Twitter: Analyzing Hate in Unconventional Ways

In Crossing Boundaries: Using GIS in Literary Studies, History and Beyond, the authors discuss the use of Geographical Information Systems (GIS) in both historical research and now in a broader span of humanities disciplines. Part of this discussion is how this can make “new and substantive contributions to knowledge across humanities disciplines”. Maps allow us to look at a dataset in varying ways, and can lead to new assessments and interpretations of that data.

The Geography of Hate map provides an example of the use of maps and geography as applied to other humanities studies, such as the study of hate speech. This is an interesting question which is not often asked: Where is hate located? Obviously, and unfortunately, it is a very widespread problem. However, is it concentrated in certain areas? Are there certain common characteristics found within these areas? This is knowledge which is a necessary prerequisite to better educating those using hate speech.
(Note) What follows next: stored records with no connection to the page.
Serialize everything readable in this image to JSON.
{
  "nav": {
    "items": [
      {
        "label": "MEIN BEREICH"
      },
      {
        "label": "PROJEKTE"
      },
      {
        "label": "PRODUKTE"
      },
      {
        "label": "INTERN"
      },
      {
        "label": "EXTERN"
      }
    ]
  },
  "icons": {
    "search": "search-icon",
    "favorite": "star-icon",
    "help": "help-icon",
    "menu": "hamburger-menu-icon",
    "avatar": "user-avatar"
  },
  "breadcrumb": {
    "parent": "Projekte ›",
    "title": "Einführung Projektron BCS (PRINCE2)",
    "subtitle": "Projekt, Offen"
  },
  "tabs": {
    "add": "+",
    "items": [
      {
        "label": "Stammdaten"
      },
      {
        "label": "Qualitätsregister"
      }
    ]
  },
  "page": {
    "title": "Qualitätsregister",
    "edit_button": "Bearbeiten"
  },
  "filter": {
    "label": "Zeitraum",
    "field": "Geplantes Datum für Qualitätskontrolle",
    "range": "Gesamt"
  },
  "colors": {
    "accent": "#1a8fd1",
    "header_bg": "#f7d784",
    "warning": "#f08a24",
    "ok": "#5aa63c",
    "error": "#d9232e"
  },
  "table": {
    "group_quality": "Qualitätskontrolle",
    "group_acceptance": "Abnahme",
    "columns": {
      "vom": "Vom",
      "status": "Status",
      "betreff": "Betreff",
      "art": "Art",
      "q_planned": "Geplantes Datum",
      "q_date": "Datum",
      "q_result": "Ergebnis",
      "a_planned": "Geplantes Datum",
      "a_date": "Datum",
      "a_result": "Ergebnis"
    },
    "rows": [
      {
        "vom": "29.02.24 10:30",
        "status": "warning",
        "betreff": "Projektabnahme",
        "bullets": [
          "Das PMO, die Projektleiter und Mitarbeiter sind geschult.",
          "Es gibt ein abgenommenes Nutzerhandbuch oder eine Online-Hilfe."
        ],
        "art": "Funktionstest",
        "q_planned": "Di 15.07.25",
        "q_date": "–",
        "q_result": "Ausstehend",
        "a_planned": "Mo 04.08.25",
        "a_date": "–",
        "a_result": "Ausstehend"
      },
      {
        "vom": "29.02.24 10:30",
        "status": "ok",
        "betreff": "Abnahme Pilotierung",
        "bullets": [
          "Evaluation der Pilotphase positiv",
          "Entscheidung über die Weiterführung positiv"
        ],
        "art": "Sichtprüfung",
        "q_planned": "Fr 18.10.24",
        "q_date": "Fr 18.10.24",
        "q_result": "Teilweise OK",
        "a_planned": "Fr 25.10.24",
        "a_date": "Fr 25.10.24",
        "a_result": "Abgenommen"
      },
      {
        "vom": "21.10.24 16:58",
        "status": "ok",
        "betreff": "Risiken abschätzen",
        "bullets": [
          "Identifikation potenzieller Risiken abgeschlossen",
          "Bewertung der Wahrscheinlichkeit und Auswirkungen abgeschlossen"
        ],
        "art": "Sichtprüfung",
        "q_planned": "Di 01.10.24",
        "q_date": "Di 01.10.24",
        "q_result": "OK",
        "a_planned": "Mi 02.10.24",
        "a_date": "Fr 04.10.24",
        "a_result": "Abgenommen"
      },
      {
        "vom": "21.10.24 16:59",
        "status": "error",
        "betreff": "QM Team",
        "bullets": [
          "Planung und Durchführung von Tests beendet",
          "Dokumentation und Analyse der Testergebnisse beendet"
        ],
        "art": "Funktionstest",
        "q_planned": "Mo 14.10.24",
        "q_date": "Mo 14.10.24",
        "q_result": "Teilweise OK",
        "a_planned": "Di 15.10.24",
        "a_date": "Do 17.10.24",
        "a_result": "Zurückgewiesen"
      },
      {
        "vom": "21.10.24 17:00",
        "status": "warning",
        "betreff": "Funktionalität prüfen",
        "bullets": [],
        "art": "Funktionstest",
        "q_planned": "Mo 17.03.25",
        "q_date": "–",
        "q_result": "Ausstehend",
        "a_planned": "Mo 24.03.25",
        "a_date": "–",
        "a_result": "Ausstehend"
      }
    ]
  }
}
To do this, a group at Humboldt State University used every single geotagged tweet from June 2012 to April 2013 that contained hate words in order to create determine the “Geography of Hate”. As part of this, they looked for keywords deemed to be hate words, and then classified it as positive, neutral or negative. While this project alone sends a powerful message, I am interested in ways that could extend beyond this. I would argue, and I believe most would agree, that a tweet could be homophobic or racist without the use of one of these keywords. Is it even possible to determine the true amount of hate speech on twitter?

Along with that, should Twitter have an ethical obligation to moderate this hate speech? I would argue that they freely allow people to use homophobic and racist language. While I do not typically support censorship, perhaps they should implement some form of filter to allow people to choose not to see tweets using hate speech. In many ways, this map creates more questions than it answers, which I believe only highlights the ability of a medium such as a GIS to lead to new branches of inquiry within humanities discourses.